Between December 2021 and 15 March 2022, armed group violence has killed at least 256 people in Beni territory in some 40 attacks; around 200 civilians were also abducted. Since December 2021, the violence in Beni territory has displaced more than 250,000 people into other parts of North Kivu province. About 30,000 others have fled to Uganda. North Kivu currently hosts a total of 1.88 million internally displaced people.
As of 10 March 2022, seven humanitarian organizations have suspended their activities in Kamango health zone, Beni territory, where attacks are on the rise. In addition, more than 300,000 people no longer have access to humanitarian assistance in Kamango, Mutwanga, Oïcha and Mabalako health zones in the north of North Kivu province. Humanitarian supply routes are also becoming more challenging due to the violence, and organizations have to make a long detour sometimes crossing Rwanda and Uganda from Goma to reach Kamango health zone.
OCHA continues to advocate with all parties on the ground to facilitate access and ensure the safety of humanitarian actors to deliver assistance to vulnerable people.
The High-Level Pledging Event for Yemen is still ongoing, co-hosted by the UN, Switzerland and Sweden. As you’ve heard from us recently, humanitarian programmes in Yemen are facing unprecedented funding shortages that are forcing reductions and closures of life-saving assistance.

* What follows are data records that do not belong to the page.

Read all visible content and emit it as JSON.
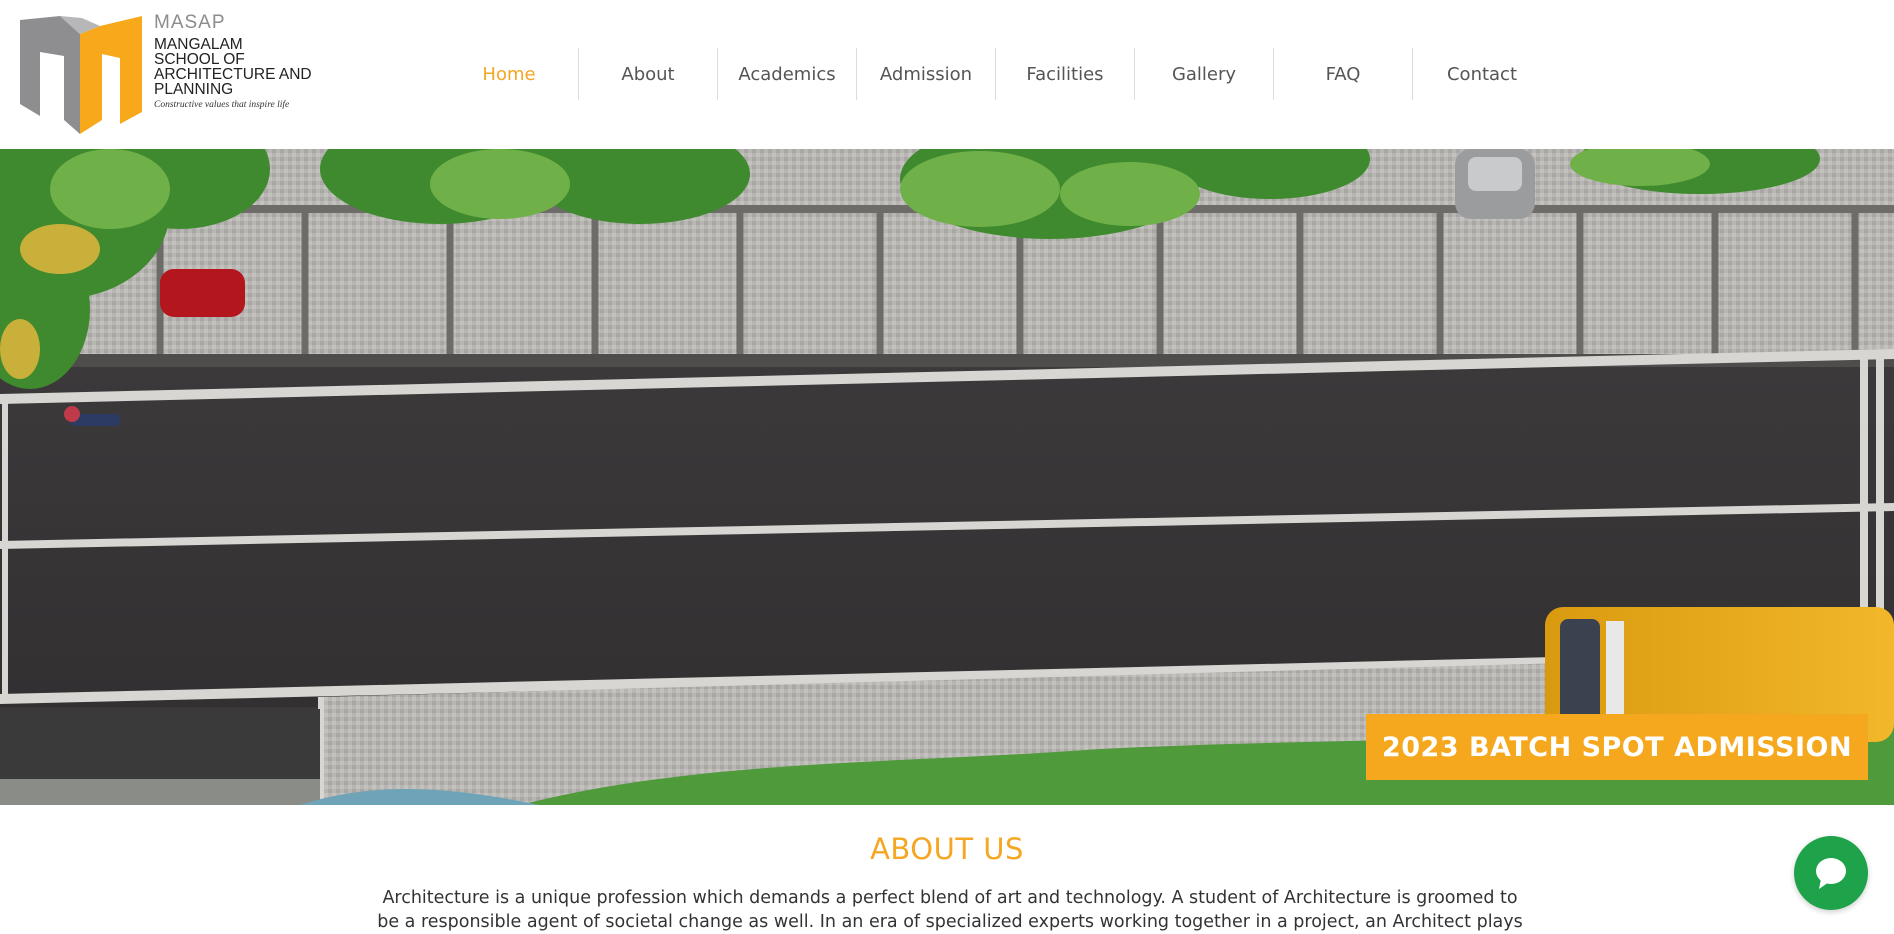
{
  "logo": {
    "abbr": "MASAP",
    "name_lines": [
      "MANGALAM",
      "SCHOOL OF",
      "ARCHITECTURE AND",
      "PLANNING"
    ],
    "tagline": "Constructive values that inspire life",
    "colors": {
      "gray": "#8e8e90",
      "orange": "#f7a81b"
    }
  },
  "nav": {
    "items": [
      {
        "label": "Home",
        "active": true
      },
      {
        "label": "About"
      },
      {
        "label": "Academics"
      },
      {
        "label": "Admission"
      },
      {
        "label": "Facilities"
      },
      {
        "label": "Gallery"
      },
      {
        "label": "FAQ"
      },
      {
        "label": "Contact"
      }
    ],
    "active_color": "#f5a623"
  },
  "hero": {
    "cta_label": "2023 BATCH SPOT ADMISSION",
    "cta_color": "#f5a81e",
    "image": "aerial view of campus road with palm trees and yellow bus"
  },
  "about": {
    "title": "ABOUT US",
    "text": "Architecture is a unique profession which demands a perfect blend of art and technology. A student of Architecture is groomed to be a responsible agent of societal change as well. In an era of specialized experts working together in a project, an Architect plays"
  },
  "chat": {
    "icon": "chat-bubble-icon",
    "color": "#1fa34a"
  }
}
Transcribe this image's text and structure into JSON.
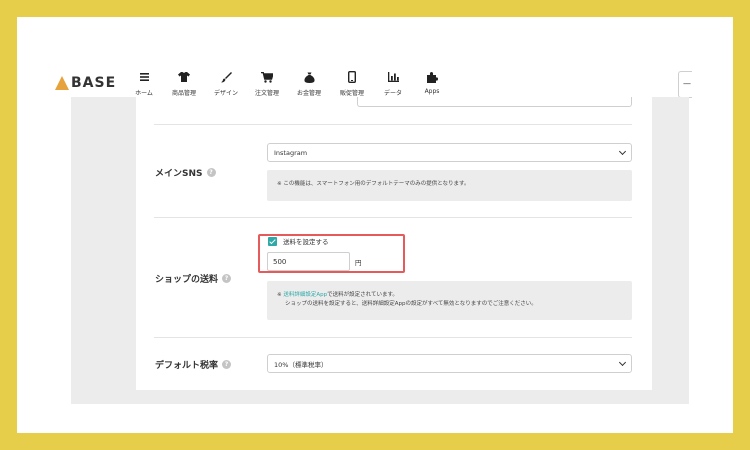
{
  "brand": {
    "logo_text": "BASE"
  },
  "nav": [
    {
      "label": "ホーム",
      "icon": "menu-icon"
    },
    {
      "label": "商品管理",
      "icon": "shirt-icon"
    },
    {
      "label": "デザイン",
      "icon": "brush-icon"
    },
    {
      "label": "注文管理",
      "icon": "cart-icon"
    },
    {
      "label": "お金管理",
      "icon": "money-bag-icon"
    },
    {
      "label": "販促管理",
      "icon": "phone-icon"
    },
    {
      "label": "データ",
      "icon": "bar-chart-icon"
    },
    {
      "label": "Apps",
      "icon": "puzzle-icon"
    }
  ],
  "header_right": {
    "label": "—"
  },
  "settings": {
    "main_sns": {
      "label": "メインSNS",
      "help": "?",
      "selected": "Instagram",
      "note": "※ この機能は、スマートフォン用のデフォルトテーマのみの提供となります。"
    },
    "shipping": {
      "label": "ショップの送料",
      "help": "?",
      "checkbox_label": "送料を設定する",
      "checked": true,
      "amount": "500",
      "currency": "円",
      "note_prefix": "※ ",
      "note_link": "送料詳細設定App",
      "note_line1_rest": "で送料が設定されています。",
      "note_line2": "ショップの送料を設定すると、送料詳細設定Appの設定がすべて無効となりますのでご注意ください。"
    },
    "tax": {
      "label": "デフォルト税率",
      "help": "?",
      "selected": "10%（標準税率）"
    }
  },
  "colors": {
    "background_border": "#e6cd4a",
    "accent": "#2fa8a8",
    "highlight": "#e55b5b"
  }
}
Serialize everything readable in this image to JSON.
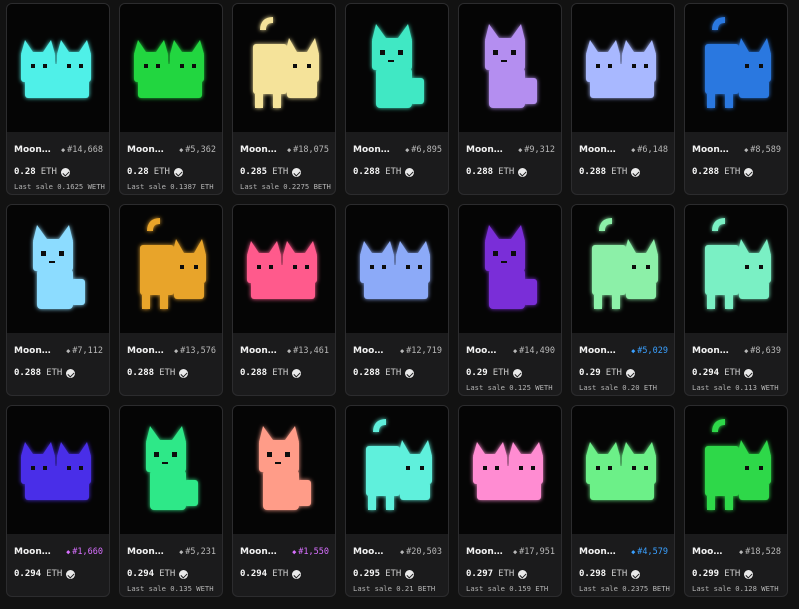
{
  "cards": [
    {
      "name": "Moon…",
      "token": "#14,668",
      "price": "0.28",
      "currency": "ETH",
      "last_sale": "Last sale 0.1625 WETH",
      "cat_color": "#4ff0e8",
      "pose": "lying",
      "accent": "#ffffff"
    },
    {
      "name": "Moon…",
      "token": "#5,362",
      "price": "0.28",
      "currency": "ETH",
      "last_sale": "Last sale 0.1387 ETH",
      "cat_color": "#22d640",
      "pose": "lying",
      "accent": "#ffffff"
    },
    {
      "name": "Moon…",
      "token": "#18,075",
      "price": "0.285",
      "currency": "ETH",
      "last_sale": "Last sale 0.2275 BETH",
      "cat_color": "#f5e39a",
      "pose": "standing",
      "accent": "#ffffff"
    },
    {
      "name": "Moon…",
      "token": "#6,895",
      "price": "0.288",
      "currency": "ETH",
      "last_sale": "",
      "cat_color": "#3fe8c4",
      "pose": "sitting",
      "accent": "#ffffff"
    },
    {
      "name": "Moon…",
      "token": "#9,312",
      "price": "0.288",
      "currency": "ETH",
      "last_sale": "",
      "cat_color": "#b48ef0",
      "pose": "sitting",
      "accent": "#ffffff"
    },
    {
      "name": "Moon…",
      "token": "#6,148",
      "price": "0.288",
      "currency": "ETH",
      "last_sale": "",
      "cat_color": "#a8b8ff",
      "pose": "lying",
      "accent": "#ffffff"
    },
    {
      "name": "Moon…",
      "token": "#8,589",
      "price": "0.288",
      "currency": "ETH",
      "last_sale": "",
      "cat_color": "#2a78e0",
      "pose": "standing",
      "accent": "#ffffff"
    },
    {
      "name": "Moon…",
      "token": "#7,112",
      "price": "0.288",
      "currency": "ETH",
      "last_sale": "",
      "cat_color": "#8cdcff",
      "pose": "sitting",
      "accent": "#ffffff"
    },
    {
      "name": "Moon…",
      "token": "#13,576",
      "price": "0.288",
      "currency": "ETH",
      "last_sale": "",
      "cat_color": "#e8a42a",
      "pose": "standing",
      "accent": "#ffffff"
    },
    {
      "name": "Moon…",
      "token": "#13,461",
      "price": "0.288",
      "currency": "ETH",
      "last_sale": "",
      "cat_color": "#ff5a8c",
      "pose": "lying",
      "accent": "#ffffff"
    },
    {
      "name": "Moo…",
      "token": "#12,719",
      "price": "0.288",
      "currency": "ETH",
      "last_sale": "",
      "cat_color": "#8caaf8",
      "pose": "lying",
      "accent": "#ffffff"
    },
    {
      "name": "Moo…",
      "token": "#14,490",
      "price": "0.29",
      "currency": "ETH",
      "last_sale": "Last sale 0.125 WETH",
      "cat_color": "#7a2ed8",
      "pose": "sitting",
      "accent": "#ffffff"
    },
    {
      "name": "Moon…",
      "token": "#5,029",
      "price": "0.29",
      "currency": "ETH",
      "last_sale": "Last sale 0.20 ETH",
      "cat_color": "#8cf0a8",
      "pose": "standing",
      "accent": "#3aa0ff"
    },
    {
      "name": "Moon…",
      "token": "#8,639",
      "price": "0.294",
      "currency": "ETH",
      "last_sale": "Last sale 0.113 WETH",
      "cat_color": "#7af0c4",
      "pose": "standing",
      "accent": "#ffffff"
    },
    {
      "name": "Moon…",
      "token": "#1,660",
      "price": "0.294",
      "currency": "ETH",
      "last_sale": "",
      "cat_color": "#4a2ee8",
      "pose": "lying",
      "accent": "#d870ff"
    },
    {
      "name": "Moon…",
      "token": "#5,231",
      "price": "0.294",
      "currency": "ETH",
      "last_sale": "Last sale 0.135 WETH",
      "cat_color": "#2ee888",
      "pose": "sitting",
      "accent": "#ffffff"
    },
    {
      "name": "Moon…",
      "token": "#1,550",
      "price": "0.294",
      "currency": "ETH",
      "last_sale": "",
      "cat_color": "#ff9c88",
      "pose": "sitting",
      "accent": "#d870ff"
    },
    {
      "name": "Moo…",
      "token": "#20,503",
      "price": "0.295",
      "currency": "ETH",
      "last_sale": "Last sale 0.21 BETH",
      "cat_color": "#5ff0dc",
      "pose": "standing",
      "accent": "#ffffff"
    },
    {
      "name": "Moon…",
      "token": "#17,951",
      "price": "0.297",
      "currency": "ETH",
      "last_sale": "Last sale 0.159 ETH",
      "cat_color": "#ff8cd2",
      "pose": "lying",
      "accent": "#ffffff"
    },
    {
      "name": "Moon…",
      "token": "#4,579",
      "price": "0.298",
      "currency": "ETH",
      "last_sale": "Last sale 0.2375 BETH",
      "cat_color": "#6cf088",
      "pose": "lying",
      "accent": "#3aa0ff"
    },
    {
      "name": "Moo…",
      "token": "#18,528",
      "price": "0.299",
      "currency": "ETH",
      "last_sale": "Last sale 0.128 WETH",
      "cat_color": "#2ed84a",
      "pose": "standing",
      "accent": "#ffffff"
    }
  ]
}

In light of these cuts, as well as the alarming new food security data you heard about yesterday, USG Griffiths emphasized that it’s “difficult to overstate the importance of today’s event.” He also implored the world to show it was not forgetting about Yemen, despite many other challenges facing the world.
The response in Yemen is estimated to require US$4.27 billion for the year 2022. While we hope that donors pledge generously, the annual requirement is not the target for a one-day pledging event. Fund-raising has happened before the event, and it will continue after. So there is not a specific target, but it is clear that in a situation of severe underfunding, every dollar counts and is appreciated. The final results will be announced at the closing of the conference a little later today.